We discussed the pros, cons and Beyonce lyrics relevant to home ownership in Part I.

So, you want to go ahead and buy your own little patch of paradise? (If by paradise you mean a modestly priced abode in an affordable suburb).

Great, let’s do this!

How much do you need?

Shit’s gettin’ real now. You’re going to need a large amount of cash as a deposit. Ideally, 20% of the purchase price and the stamp duty (there are some stamp duty exemptions depending on the state you live in, but overall, it’s a tax you pay for buying a house. I know, WTF, as if it isn’t already crazy expensive).

So let’s assume, conservatively, you are buying a $500K property. You will need to save $100,000.

This would give you a 20% Loan-to-Value Ratio, or LVR. This a big deal to banks – and they get all antsy if it’s much lower than this.

However, maybe you find a deal where you only need a 10% deposit. That’s fine, but they will charge you Lender’s Mortgage Insurance, which is a total scam in my view, but it protects the bank if you default on the loan. I know, poor banks, needing ALL the protection cos they’re doing it tough.

The price of LMI depends on how short of the 20% deposit you end up. They tend to whack it on top of the mortgage amount, which is good because you don’t need to save the money for it, but bad because you end up paying interest on that amount too.  In our example, LMI would cost almost $9000.

How will you save this much?

By not spending it on other things. Sounds obvious, but there is a long way between saying ‘I plan to save a cool $100,000’, and actually getting there. And on this long road is a lot of  saying ‘no’ to things.

No to $20 cocktails. No to taxis home after said cocktails. No to overseas holidays. No to expensive phones you upgrade every two years. Look, the list goes on.

Saving money is kinda hard and boring. So is paying a mortgage actually. In this example where we borrow $400,000 (after saving 20%), the repayments will be over $2000 per month (on a 4% interest rate). Totally doable, but not exactly conducive to a lifestyle of luxurious ease.
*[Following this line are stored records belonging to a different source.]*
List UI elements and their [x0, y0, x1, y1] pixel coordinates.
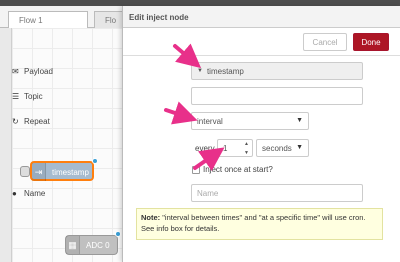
envelope-icon: ✉ — [12, 67, 19, 76]
adc-node-label: ADC 0 — [86, 241, 110, 250]
payload-label: ✉ Payload — [12, 67, 53, 76]
payload-field[interactable]: ▼ timestamp — [191, 62, 363, 80]
panel-toolbar: Cancel Done — [123, 28, 400, 56]
chevron-down-icon: ▼ — [296, 117, 303, 124]
changed-indicator — [92, 158, 98, 164]
repeat-select[interactable]: interval ▼ — [191, 112, 309, 130]
chevron-down-icon: ▼ — [296, 144, 303, 151]
note-box: Note: "interval between times" and "at a… — [136, 208, 383, 240]
payload-value: timestamp — [206, 66, 244, 76]
inject-node[interactable]: ⇥ timestamp — [20, 158, 98, 181]
palette-strip — [0, 28, 12, 262]
every-label: every — [195, 144, 215, 153]
topic-label: ☰ Topic — [12, 92, 43, 101]
payload-label-text: Payload — [24, 67, 53, 76]
flow-canvas[interactable]: ⇥ timestamp ▦ ADC 0 — [12, 28, 122, 262]
panel-header: Edit inject node — [123, 6, 400, 28]
done-button[interactable]: Done — [353, 33, 389, 51]
adc-node[interactable]: ▦ ADC 0 — [65, 231, 121, 255]
repeat-label: ↻ Repeat — [12, 117, 50, 126]
changed-indicator — [115, 231, 121, 237]
name-placeholder: Name — [197, 188, 219, 198]
note-text: "interval between times" and "at a speci… — [141, 213, 366, 233]
workspace-tabbar: Flow 1 Flo — [0, 6, 134, 28]
tab-flow-1[interactable]: Flow 1 — [8, 11, 88, 28]
inject-once-checkbox[interactable] — [192, 166, 200, 174]
panel-title: Edit inject node — [129, 13, 189, 22]
chip-icon: ▦ — [66, 236, 80, 254]
interval-spinner[interactable]: 1 ▲ ▼ — [217, 139, 253, 157]
caret-down-icon[interactable]: ▼ — [197, 68, 203, 74]
name-label: ● Name — [12, 189, 45, 198]
unit-value: seconds — [262, 143, 292, 153]
repeat-label-text: Repeat — [24, 117, 50, 126]
unit-select[interactable]: seconds ▼ — [256, 139, 309, 157]
spinner-arrows[interactable]: ▲ ▼ — [244, 141, 251, 156]
topic-input[interactable] — [191, 87, 363, 105]
name-input[interactable]: Name — [191, 184, 363, 202]
inject-trigger-button[interactable] — [20, 166, 30, 177]
spin-down-icon[interactable]: ▼ — [244, 150, 251, 156]
tag-icon: ● — [12, 189, 17, 198]
repeat-icon: ↻ — [12, 117, 19, 126]
note-bold: Note: — [141, 213, 161, 222]
arrow-in-icon: ⇥ — [32, 163, 46, 181]
tasks-icon: ☰ — [12, 92, 20, 101]
inject-once-label: Inject once at start? — [203, 165, 273, 174]
repeat-value: interval — [197, 116, 223, 126]
interval-value: 1 — [223, 143, 228, 153]
cancel-button[interactable]: Cancel — [303, 33, 347, 51]
name-label-text: Name — [24, 189, 46, 198]
inject-node-label: timestamp — [52, 168, 89, 177]
spin-up-icon[interactable]: ▲ — [244, 141, 251, 147]
topic-label-text: Topic — [24, 92, 43, 101]
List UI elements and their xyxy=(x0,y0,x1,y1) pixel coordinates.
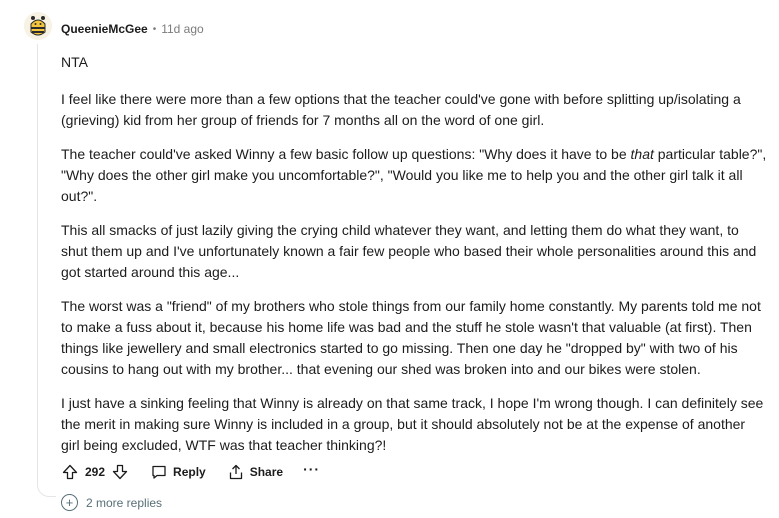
paragraph-line: the merit in making sure Winny is includ… xyxy=(61,416,746,432)
paragraph-line: girl being excluded, WTF was that teache… xyxy=(61,437,387,453)
vote-count: 292 xyxy=(85,465,106,479)
upvote-icon[interactable] xyxy=(61,463,79,481)
speech-bubble-icon xyxy=(152,465,166,479)
paragraph-line: "Why does the other girl make you uncomf… xyxy=(61,167,743,183)
paragraph-line: I just have a sinking feeling that Winny… xyxy=(61,395,764,411)
username-link[interactable]: QueenieMcGee xyxy=(61,22,148,36)
more-options-icon[interactable]: ··· xyxy=(303,462,320,480)
comment-paragraph: I just have a sinking feeling that Winny… xyxy=(61,393,771,456)
paragraph-line: out?". xyxy=(61,188,98,204)
paragraph-line: (grieving) kid from her group of friends… xyxy=(61,112,545,128)
share-button[interactable]: Share xyxy=(228,464,283,480)
downvote-icon[interactable] xyxy=(111,463,129,481)
thread-connector xyxy=(37,474,56,497)
paragraph-line: The teacher could've asked Winny a few b… xyxy=(61,144,771,165)
user-avatar[interactable] xyxy=(24,12,52,40)
more-replies-label: 2 more replies xyxy=(86,495,163,510)
reply-label: Reply xyxy=(173,465,206,479)
paragraph-line: This all smacks of just lazily giving th… xyxy=(61,222,739,238)
comment-paragraph: This all smacks of just lazily giving th… xyxy=(61,220,771,283)
comment-paragraph: The worst was a "friend" of my brothers … xyxy=(61,296,771,380)
paragraph-line: things like jewellery and small electron… xyxy=(61,340,738,356)
thread-line[interactable] xyxy=(37,44,38,484)
paragraph-line: to make a fuss about it, because his hom… xyxy=(61,319,752,335)
paragraph-line: shut them up and I've unfortunately know… xyxy=(61,243,757,259)
paragraph-text: particular table?", xyxy=(653,146,767,162)
meta-separator: • xyxy=(152,23,157,35)
share-label: Share xyxy=(249,465,284,479)
plus-circle-icon: + xyxy=(61,494,78,511)
comment-actions: 292 Reply Share ··· xyxy=(61,461,320,483)
paragraph-line: The worst was a "friend" of my brothers … xyxy=(61,298,761,314)
comment-meta: QueenieMcGee • 11d ago xyxy=(61,20,204,38)
comment-paragraph: I feel like there were more than a few o… xyxy=(61,89,771,131)
more-replies-button[interactable]: + 2 more replies xyxy=(61,494,162,511)
vote-controls: 292 xyxy=(61,463,129,481)
paragraph-line: I feel like there were more than a few o… xyxy=(61,91,741,107)
timestamp[interactable]: 11d ago xyxy=(161,22,204,36)
comment-paragraph: NTA xyxy=(61,52,771,73)
comment: QueenieMcGee • 11d ago NTA I feel like t… xyxy=(0,0,779,518)
share-icon xyxy=(229,464,242,480)
paragraph-line: cousins to hang out with my brother... t… xyxy=(61,361,701,377)
comment-body: NTA I feel like there were more than a f… xyxy=(61,52,771,469)
comment-paragraph: The teacher could've asked Winny a few b… xyxy=(61,144,771,207)
paragraph-text: NTA xyxy=(61,54,88,70)
reply-button[interactable]: Reply xyxy=(151,464,206,480)
emphasis-text: that xyxy=(630,146,654,162)
bee-avatar-icon xyxy=(24,12,52,40)
paragraph-line: got started around this age... xyxy=(61,264,240,280)
paragraph-text: The teacher could've asked Winny a few b… xyxy=(61,146,631,162)
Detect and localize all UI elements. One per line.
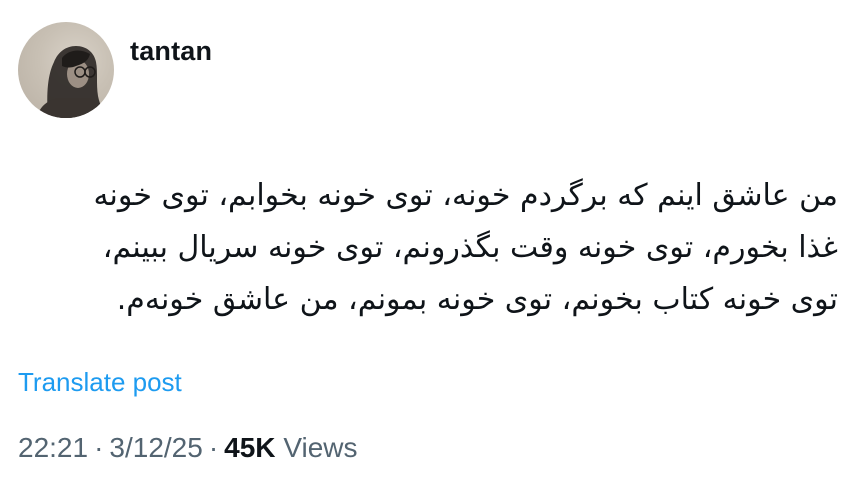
avatar-photo [36, 46, 108, 118]
post-time[interactable]: 22:21 [18, 432, 88, 463]
meta-separator: · [208, 432, 219, 463]
views-count[interactable]: 45K [224, 432, 275, 463]
post-text-line: توی خونه کتاب بخونم، توی خونه بمونم، من … [116, 282, 838, 317]
meta-separator: · [94, 432, 104, 463]
post-meta: 22:21 · 3/12/25 · 45K Views [18, 432, 358, 464]
username[interactable]: tantan [130, 36, 212, 67]
post-text-line: غذا بخورم، توی خونه وقت بگذرونم، توی خون… [102, 230, 838, 265]
post-text-line: من عاشق اینم که برگردم خونه، توی خونه بخ… [93, 178, 838, 213]
translate-post-link[interactable]: Translate post [18, 367, 182, 398]
avatar[interactable] [18, 22, 114, 118]
post-text: من عاشق اینم که برگردم خونه، توی خونه بخ… [20, 170, 838, 326]
views-label: Views [283, 432, 358, 463]
post-date[interactable]: 3/12/25 [109, 432, 202, 463]
post-header: tantan [18, 22, 212, 118]
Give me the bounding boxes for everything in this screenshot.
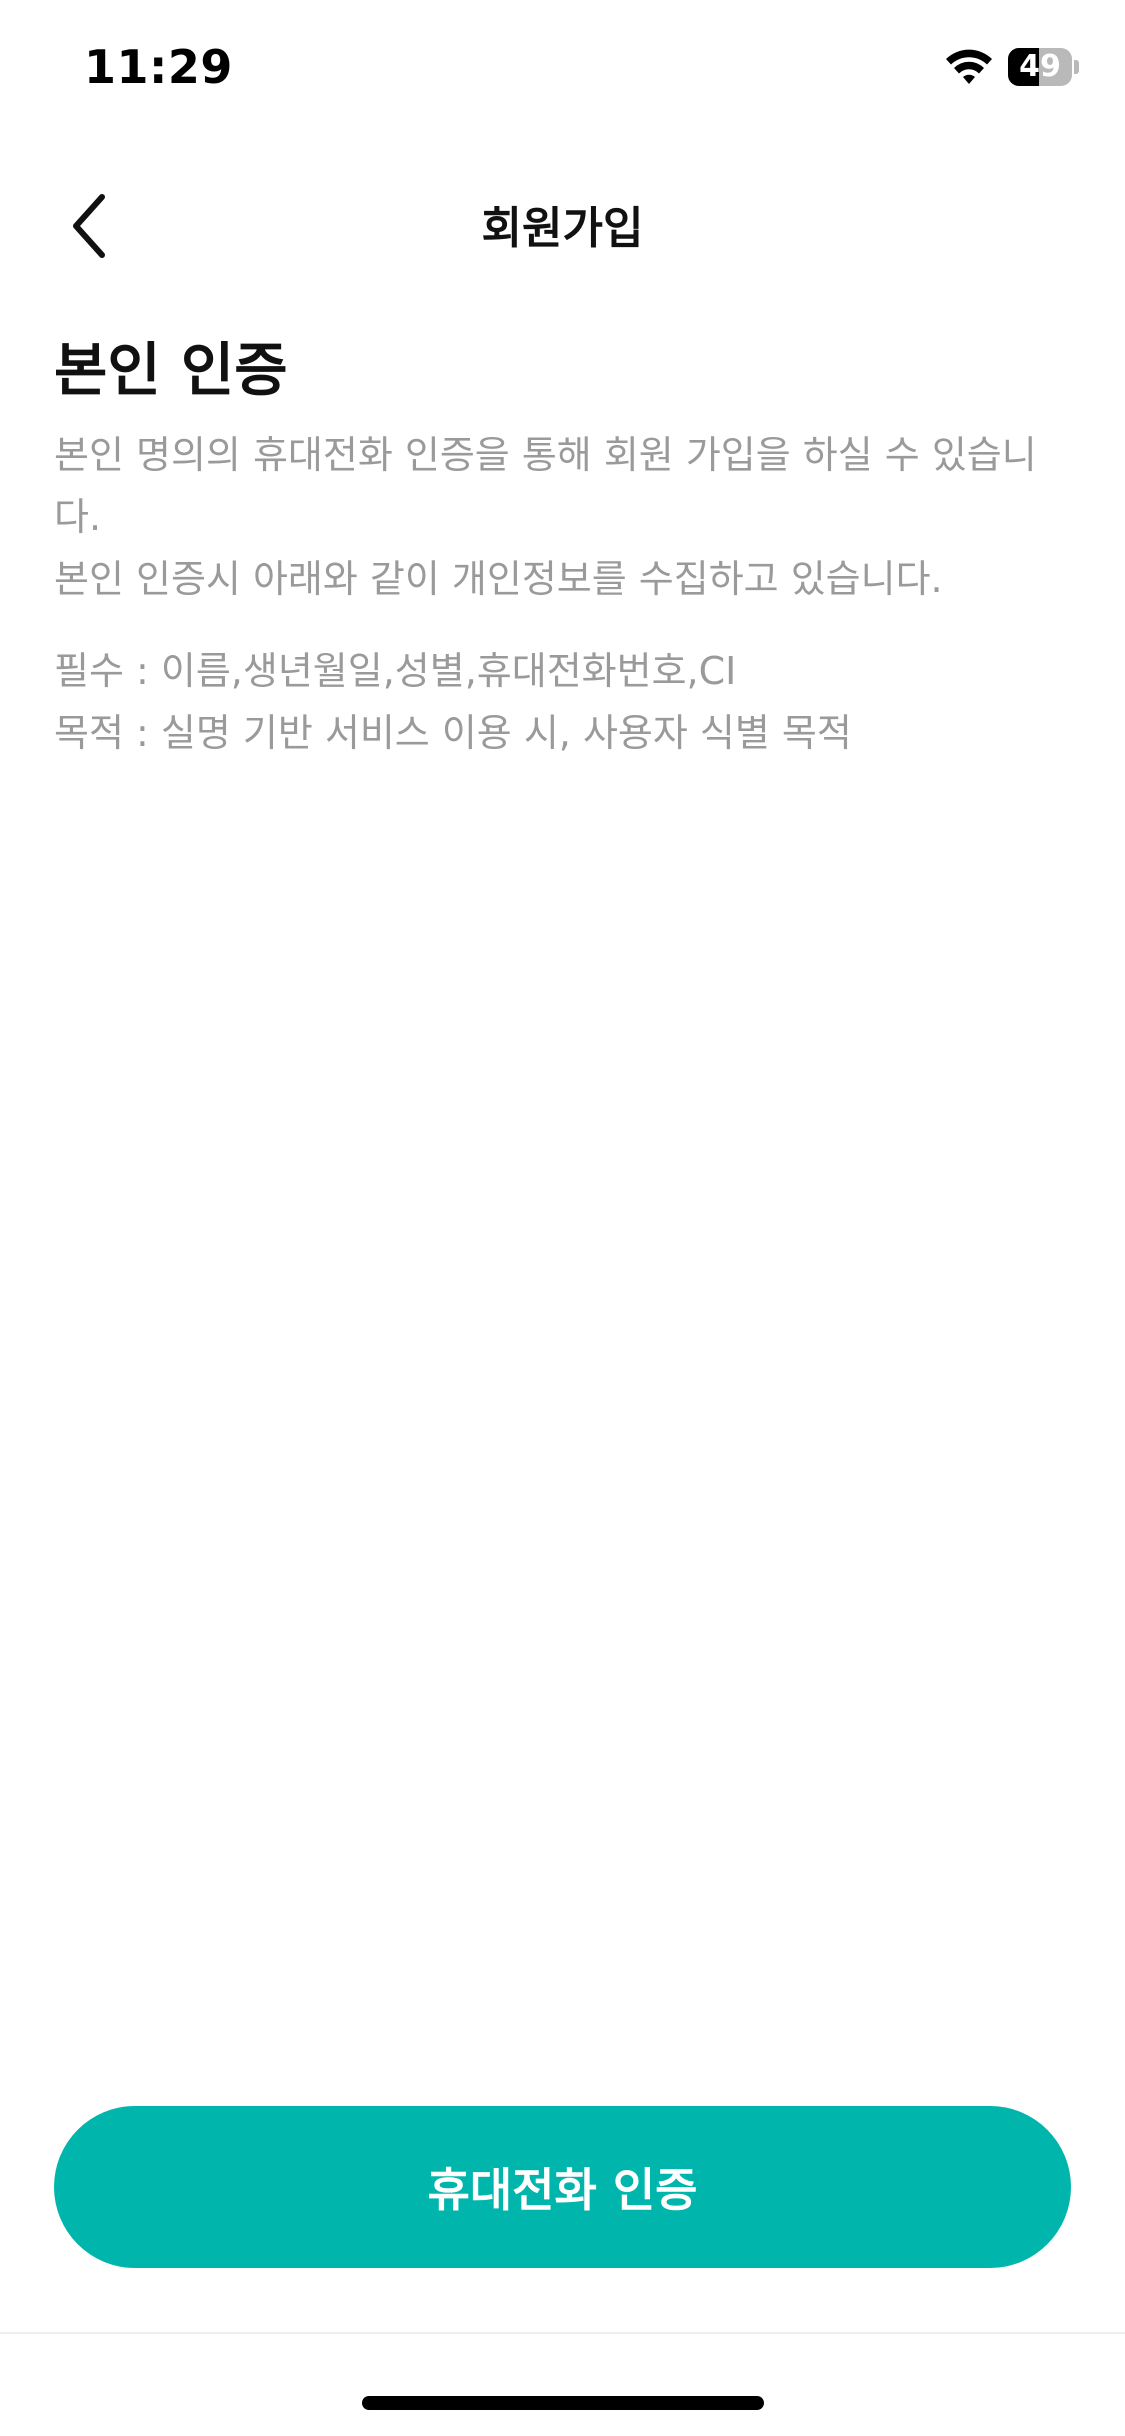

And this is what the bank wants to see: that you have been practising the saving game for a while now. You need to demonstrate a savings history – which is why, even if you have awesome folks who gift you a deposit, you still need to show you aren’t blowing your paycheque on cocaine and hookers every week. Or even every second week.

Savings and wise investment

Homer hilariously disparages the concept of ‘savings and wise investment’ in this scene.

Sadly, there are no fortunes to be made with bacon grease these days. And even saving is pretty tough on its own. If you have a sensible time frame to save a deposit, you might consider investing it first.

The era of low interest rates is great for borrowers but shit for savers. Even the best high-interest accounts are only paying around 3% interest, and inflation is around 2%. So every year the value of your money actually only grows by 1%.

One option is to invest in a managed fund or ETF that delivers a higher return. Now this comes with its own set of risk and reward, so don’t just take my word for it (you could even see a financial adviser). But the idea here is that you have an interim investment strategy to boost your returns, if this is whole property idea is a long-term goal.

Playing the long game

My friend Gigi is in her early 30s and lives in New York (thanks E3 visa!). She wants to buy an apartment there one day. (That sounds pretty way out, but in fact it’s the same price as Sydney, maybe even less.) So here is what she does:

  1. She has been saving part of every pay since she was a graduate – i.e. it goes straight into an account that she doesn’t dip into for new clothes or nights out.
  2. She still has holidays and does fun things, but that is a separate budget. She pays herself (to her savings) first.
  3. She puts it into a share portfolio that bubbles away while she plays the long game. This means instead of getting 2-3% she has been getting 5-8% returns (depending on the shares and the time period).

So it’s probably a few years yet until Gigi bags that apartment. But guess what, she started early, so even if she waits five years, she will be well under 40 when that happens. Considering we live a bloody long time these days, Gigi will have a good 50 years of owning property ahead of her.

Gigi and me: living the dream in her (rented) NYC pad
Gigi and me: living the dream in her (rented) NYC pad

So how do you get started? Break it into small steps.

  • Open a dedicated online savings account, for that one purpose. Set up direct debits to it on payday. Don’t touch it.
  • Use the savings and mortgage calculators on MoneySmart to work out how much you need to save, and over what timeframe. It will give you a goal to aim for.
  • Do a budget. For realz. Give it a go at least. Look, here is an easy one! Just get a handle on what goes in and out, so you can see where to trim.
  • Start practising saying the magical phrase ‘Sorry, I can’t afford that’.